EX-SAI BOSS IN FOCUS
The controversial decision to take over the Trivandrum Golf Course was made last year by the then SAI DG, Jiji Thomson. The Kerala cadre IAS officer has since taken over as the state chief secretary. He is also president of the SAI Golf Club although a new DG has taken over. Thomson initiated the move for SAI to take the 25.38-acre property on a 33-year lease.
The facility was with the state revenue department (see box Steeped in History). As per the MoU signed between SAI and the Kerala government in July last year, all TGC members would be transferred to the new club.

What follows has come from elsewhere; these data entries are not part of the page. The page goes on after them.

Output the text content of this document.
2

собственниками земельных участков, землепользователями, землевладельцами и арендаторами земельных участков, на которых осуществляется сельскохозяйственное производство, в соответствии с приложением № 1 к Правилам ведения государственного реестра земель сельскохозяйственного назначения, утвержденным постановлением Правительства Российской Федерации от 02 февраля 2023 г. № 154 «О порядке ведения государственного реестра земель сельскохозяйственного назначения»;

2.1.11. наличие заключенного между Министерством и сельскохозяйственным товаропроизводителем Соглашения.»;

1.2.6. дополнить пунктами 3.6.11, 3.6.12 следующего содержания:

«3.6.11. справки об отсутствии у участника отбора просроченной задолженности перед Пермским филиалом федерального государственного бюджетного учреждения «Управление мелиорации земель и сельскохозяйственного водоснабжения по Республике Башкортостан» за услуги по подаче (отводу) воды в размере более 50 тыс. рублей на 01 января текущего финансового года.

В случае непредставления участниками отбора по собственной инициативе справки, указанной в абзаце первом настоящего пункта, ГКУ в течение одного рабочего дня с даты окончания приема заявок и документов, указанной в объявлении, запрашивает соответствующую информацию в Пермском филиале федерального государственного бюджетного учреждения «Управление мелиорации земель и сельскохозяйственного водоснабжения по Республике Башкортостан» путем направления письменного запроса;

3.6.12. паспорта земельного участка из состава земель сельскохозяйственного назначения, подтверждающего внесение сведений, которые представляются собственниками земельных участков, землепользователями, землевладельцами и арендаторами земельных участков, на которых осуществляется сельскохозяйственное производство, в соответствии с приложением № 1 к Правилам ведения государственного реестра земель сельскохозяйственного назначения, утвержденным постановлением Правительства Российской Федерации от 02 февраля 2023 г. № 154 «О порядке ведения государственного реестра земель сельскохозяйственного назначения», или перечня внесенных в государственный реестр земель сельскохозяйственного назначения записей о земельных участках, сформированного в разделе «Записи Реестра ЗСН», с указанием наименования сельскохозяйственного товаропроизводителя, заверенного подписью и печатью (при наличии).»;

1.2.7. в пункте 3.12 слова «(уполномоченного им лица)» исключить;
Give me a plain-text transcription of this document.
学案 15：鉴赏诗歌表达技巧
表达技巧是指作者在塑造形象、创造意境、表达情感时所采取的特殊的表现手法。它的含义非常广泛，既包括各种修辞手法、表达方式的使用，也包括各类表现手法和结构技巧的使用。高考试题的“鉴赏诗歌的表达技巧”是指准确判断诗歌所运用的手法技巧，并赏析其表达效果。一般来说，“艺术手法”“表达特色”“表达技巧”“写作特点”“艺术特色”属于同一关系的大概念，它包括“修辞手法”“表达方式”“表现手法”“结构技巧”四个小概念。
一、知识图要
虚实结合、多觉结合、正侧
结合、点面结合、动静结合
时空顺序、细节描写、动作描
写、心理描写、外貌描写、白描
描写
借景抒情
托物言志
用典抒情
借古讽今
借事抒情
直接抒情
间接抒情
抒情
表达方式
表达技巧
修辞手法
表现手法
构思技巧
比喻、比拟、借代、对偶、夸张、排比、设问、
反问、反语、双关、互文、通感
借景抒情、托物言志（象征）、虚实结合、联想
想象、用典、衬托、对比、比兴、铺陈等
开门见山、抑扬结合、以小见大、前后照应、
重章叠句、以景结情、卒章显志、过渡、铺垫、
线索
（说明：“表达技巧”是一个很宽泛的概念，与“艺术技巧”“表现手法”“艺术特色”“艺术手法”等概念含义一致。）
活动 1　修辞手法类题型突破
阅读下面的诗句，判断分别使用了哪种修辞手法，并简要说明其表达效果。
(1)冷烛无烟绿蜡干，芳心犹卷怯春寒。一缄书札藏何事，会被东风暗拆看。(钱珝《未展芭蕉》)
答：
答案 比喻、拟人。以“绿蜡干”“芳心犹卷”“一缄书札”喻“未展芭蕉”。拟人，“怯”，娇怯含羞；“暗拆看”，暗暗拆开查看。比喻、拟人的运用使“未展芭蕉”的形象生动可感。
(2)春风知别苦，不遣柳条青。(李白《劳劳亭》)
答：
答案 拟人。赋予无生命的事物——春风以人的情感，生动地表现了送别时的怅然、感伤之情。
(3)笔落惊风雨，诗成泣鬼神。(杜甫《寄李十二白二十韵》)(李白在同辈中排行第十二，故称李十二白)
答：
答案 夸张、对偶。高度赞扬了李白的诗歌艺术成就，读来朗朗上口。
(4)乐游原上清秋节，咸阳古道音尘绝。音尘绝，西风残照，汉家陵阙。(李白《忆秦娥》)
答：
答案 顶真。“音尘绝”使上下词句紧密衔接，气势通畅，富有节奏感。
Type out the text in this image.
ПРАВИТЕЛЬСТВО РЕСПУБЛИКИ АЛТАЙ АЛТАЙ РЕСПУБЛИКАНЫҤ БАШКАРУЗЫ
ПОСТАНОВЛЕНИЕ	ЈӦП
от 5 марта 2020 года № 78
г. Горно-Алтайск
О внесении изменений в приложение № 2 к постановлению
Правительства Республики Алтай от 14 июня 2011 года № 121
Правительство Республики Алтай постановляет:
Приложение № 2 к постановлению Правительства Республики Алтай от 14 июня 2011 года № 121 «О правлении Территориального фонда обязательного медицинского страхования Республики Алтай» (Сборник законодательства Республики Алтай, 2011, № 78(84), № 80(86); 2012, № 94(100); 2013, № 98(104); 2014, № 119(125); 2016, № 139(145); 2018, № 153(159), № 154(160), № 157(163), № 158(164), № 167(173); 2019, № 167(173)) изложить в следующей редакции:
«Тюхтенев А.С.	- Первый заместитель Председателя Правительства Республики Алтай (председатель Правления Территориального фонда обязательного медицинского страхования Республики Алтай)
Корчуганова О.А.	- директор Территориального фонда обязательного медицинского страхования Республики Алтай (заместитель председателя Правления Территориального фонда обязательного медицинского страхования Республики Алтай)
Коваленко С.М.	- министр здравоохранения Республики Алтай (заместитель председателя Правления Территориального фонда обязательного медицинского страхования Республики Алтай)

TGC members comprise 25 IAS officers, 15 IPS officers, 24 retired bureaucrats and police officers, and 25 retired defence personnel and businessmen. They have used the facility for free over the last five-and-half months with no push to collect subscription from them.
The club has fixed an annual membership fee of Rs 5,000 with higher fees for corporate and other members, from the financial year starting Wednesday. But there’s no mention of subscription (from October 16 to March 31).
SAI has also inherited other issues. The original TGC members will decide in the AGM, which normally takes place in July, whether or not to accept the new fees.
The SAI Golf Club has taken a ‘temporary loan’ of Rs 15 lakh from the academics wing of SAI’s Lakshmibai National College of Physical Education, Thiruvananthapuram for various expenses. All this while TGC had fixed deposits worth Rs 55 lakh with over Rs 13 lakh in the members’ control account. This money could easily have been accessed as TGC secretary, SN Raghuchandran, was also given that post in the SAI club by Thomson.
SAI’s decision to set up a national academy here defies logic. It has selected 18 freshers from the region under the day-boarding scheme. It could easily have opted for Bangalore as the SAI Southern Regional Centre already has a golf course, not to mention that Bangalore is a golf hub with India’s top golfer, Anirban Lahiri, hailing from there.
SAI DG, Injeti Srinivas, though didn’t see any issue. “As golf is a medal sport in the Rio Olympics, it has become a priority for SAI. Keeping this in view, SAI has taken over the TGC for setting up a National Golf Academy,” he told HT.On issues related to the SAI Golf Club, he said, "There is also a historic angle associated with the course as it is one of the oldest in the country. SAI has got it for a lease of just Rs 1 per acre per year. It’s going to be a self-sustained project; if there are some problems they can be sorted out in consultation with the state government."